Sen bu kadarsın işte. - Ne diyorsun ya kafayı mı yedin? - Sen yemişsin kafayı. - Yedirttin kafayı bana. Saçmalıyorsun. - Ha şimdi saçmaladık he! - Ya kapat kapat artık. - İyi kapatacam telefonu bir daha arama beni. - Ya konuyu kapat dedim.
Hey Allahım ya. - He he anladım ben seni. - Neyi anladın yaaa çıldıracam. - Hepiniz böylesiniz işte. - Ya hepeniz derken eski sevgilin mi geldi aklına. Özledin mi? - Hee özledim ne yapacaksın. - Kapaaaat lan kapat lannn telefonu çıldırttın beni. - Düüütttt - Aaaaa kapattı!..
BALIK AVI
Temel dünya turuna çıkar ve yolu Kanada'ya da düşer. Kırk yılda bir Karadeniz'de hamsi avlamaktan daha değişik bir fırsat çıktığını düşünerek buz tutmuş bir gölde, buzu kırıp balık tutmaya özenir ve işe koyulur.
Tam buzu kıracakken, insanın içini titreten bir ses duyulur:
- Oğlum burada balık yok!
Temel az öteye gidip yeniden buzu kıracakken ses yine gürler, - Burada balık yok dedim sana...

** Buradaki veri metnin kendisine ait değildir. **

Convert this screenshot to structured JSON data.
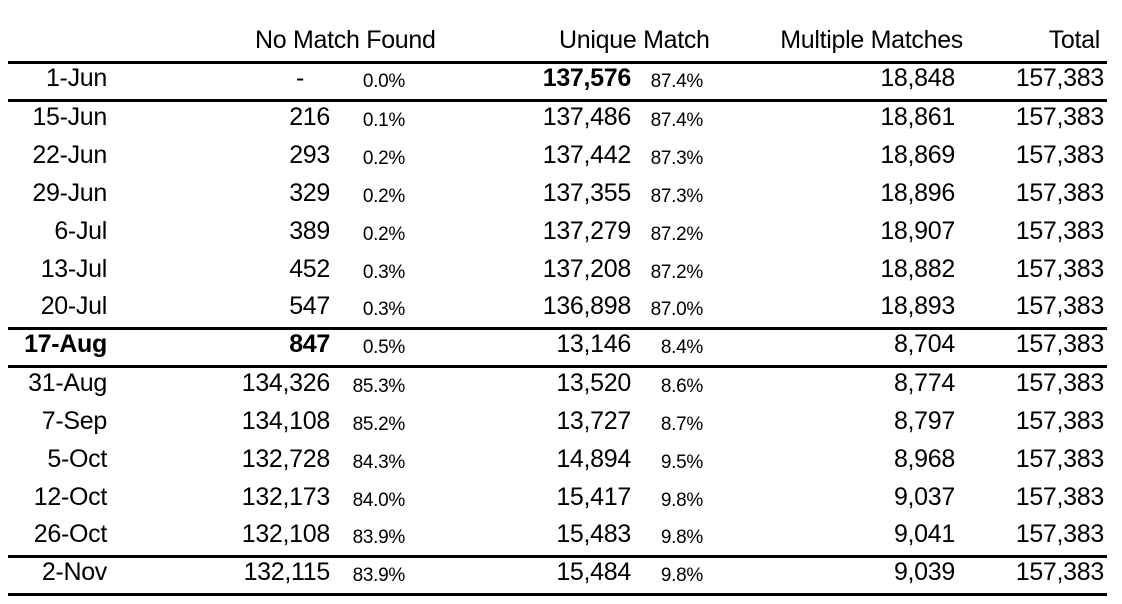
{
  "colors": {
    "text": "#000000",
    "background": "#ffffff",
    "rule": "#000000"
  },
  "chart_data": {
    "type": "table",
    "title": "",
    "column_groups": [
      {
        "label": ""
      },
      {
        "label": "No Match Found"
      },
      {
        "label": "Unique Match"
      },
      {
        "label": "Multiple Matches"
      },
      {
        "label": "Total"
      }
    ],
    "rows": [
      {
        "date": "1-Jun",
        "no_match": "-",
        "no_match_pct": "0.0%",
        "unique_match": "137,576",
        "unique_match_pct": "87.4%",
        "multiple_matches": "18,848",
        "total": "157,383",
        "bold": [
          "unique_match"
        ],
        "rule_below": true
      },
      {
        "date": "15-Jun",
        "no_match": "216",
        "no_match_pct": "0.1%",
        "unique_match": "137,486",
        "unique_match_pct": "87.4%",
        "multiple_matches": "18,861",
        "total": "157,383",
        "bold": [],
        "rule_below": false
      },
      {
        "date": "22-Jun",
        "no_match": "293",
        "no_match_pct": "0.2%",
        "unique_match": "137,442",
        "unique_match_pct": "87.3%",
        "multiple_matches": "18,869",
        "total": "157,383",
        "bold": [],
        "rule_below": false
      },
      {
        "date": "29-Jun",
        "no_match": "329",
        "no_match_pct": "0.2%",
        "unique_match": "137,355",
        "unique_match_pct": "87.3%",
        "multiple_matches": "18,896",
        "total": "157,383",
        "bold": [],
        "rule_below": false
      },
      {
        "date": "6-Jul",
        "no_match": "389",
        "no_match_pct": "0.2%",
        "unique_match": "137,279",
        "unique_match_pct": "87.2%",
        "multiple_matches": "18,907",
        "total": "157,383",
        "bold": [],
        "rule_below": false
      },
      {
        "date": "13-Jul",
        "no_match": "452",
        "no_match_pct": "0.3%",
        "unique_match": "137,208",
        "unique_match_pct": "87.2%",
        "multiple_matches": "18,882",
        "total": "157,383",
        "bold": [],
        "rule_below": false
      },
      {
        "date": "20-Jul",
        "no_match": "547",
        "no_match_pct": "0.3%",
        "unique_match": "136,898",
        "unique_match_pct": "87.0%",
        "multiple_matches": "18,893",
        "total": "157,383",
        "bold": [],
        "rule_below": true
      },
      {
        "date": "17-Aug",
        "no_match": "847",
        "no_match_pct": "0.5%",
        "unique_match": "13,146",
        "unique_match_pct": "8.4%",
        "multiple_matches": "8,704",
        "total": "157,383",
        "bold": [
          "date",
          "no_match"
        ],
        "rule_below": true
      },
      {
        "date": "31-Aug",
        "no_match": "134,326",
        "no_match_pct": "85.3%",
        "unique_match": "13,520",
        "unique_match_pct": "8.6%",
        "multiple_matches": "8,774",
        "total": "157,383",
        "bold": [],
        "rule_below": false
      },
      {
        "date": "7-Sep",
        "no_match": "134,108",
        "no_match_pct": "85.2%",
        "unique_match": "13,727",
        "unique_match_pct": "8.7%",
        "multiple_matches": "8,797",
        "total": "157,383",
        "bold": [],
        "rule_below": false
      },
      {
        "date": "5-Oct",
        "no_match": "132,728",
        "no_match_pct": "84.3%",
        "unique_match": "14,894",
        "unique_match_pct": "9.5%",
        "multiple_matches": "8,968",
        "total": "157,383",
        "bold": [],
        "rule_below": false
      },
      {
        "date": "12-Oct",
        "no_match": "132,173",
        "no_match_pct": "84.0%",
        "unique_match": "15,417",
        "unique_match_pct": "9.8%",
        "multiple_matches": "9,037",
        "total": "157,383",
        "bold": [],
        "rule_below": false
      },
      {
        "date": "26-Oct",
        "no_match": "132,108",
        "no_match_pct": "83.9%",
        "unique_match": "15,483",
        "unique_match_pct": "9.8%",
        "multiple_matches": "9,041",
        "total": "157,383",
        "bold": [],
        "rule_below": true
      },
      {
        "date": "2-Nov",
        "no_match": "132,115",
        "no_match_pct": "83.9%",
        "unique_match": "15,484",
        "unique_match_pct": "9.8%",
        "multiple_matches": "9,039",
        "total": "157,383",
        "bold": [],
        "rule_below": true
      }
    ]
  }
}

Temel'in eli ayağı titreyerek seslenir:
- Allahım, sen misun yoksa?
Ses yeniden duyulur, - Hayır oğlum, ben buz hokeyi stadının spikeriyim.
KIZILDERİLİ
Kızılderili eczaneye girer:
- Var bizim büyük şef ama yok kaka.
Eczacı bir an düşünür ve şefin kabız olduğuna karar verir ve hemen bir kabız sökücü verip gönderir. Kızılderili ertesi gün yine gelir: "Var bizim büyük şef ama yok b.k." Eczacı hayret eder ama biraz daha kuvvetli bir ilaç verir. Ertesi gün yine aynı adam gelir:
-Var bizim büyük şef ama yine yok kaka.
Eczacı sinirlenip en kuvvetlisinden iki kutu verir ve "Hepsini içsin" der. Ertesi gün Kızılderili yine gelir:
- Var bizim büyük kaka ama yok şef!!
ALKIŞLIYORUM
"Oğlum ödevinin bu kısmını neden yapmadın?" diye çıkışıyorum, açık sözlü doğrucu öğrencim cevap veriyor:
Öğretmenim annem orasını anlayamadı, yapamadı...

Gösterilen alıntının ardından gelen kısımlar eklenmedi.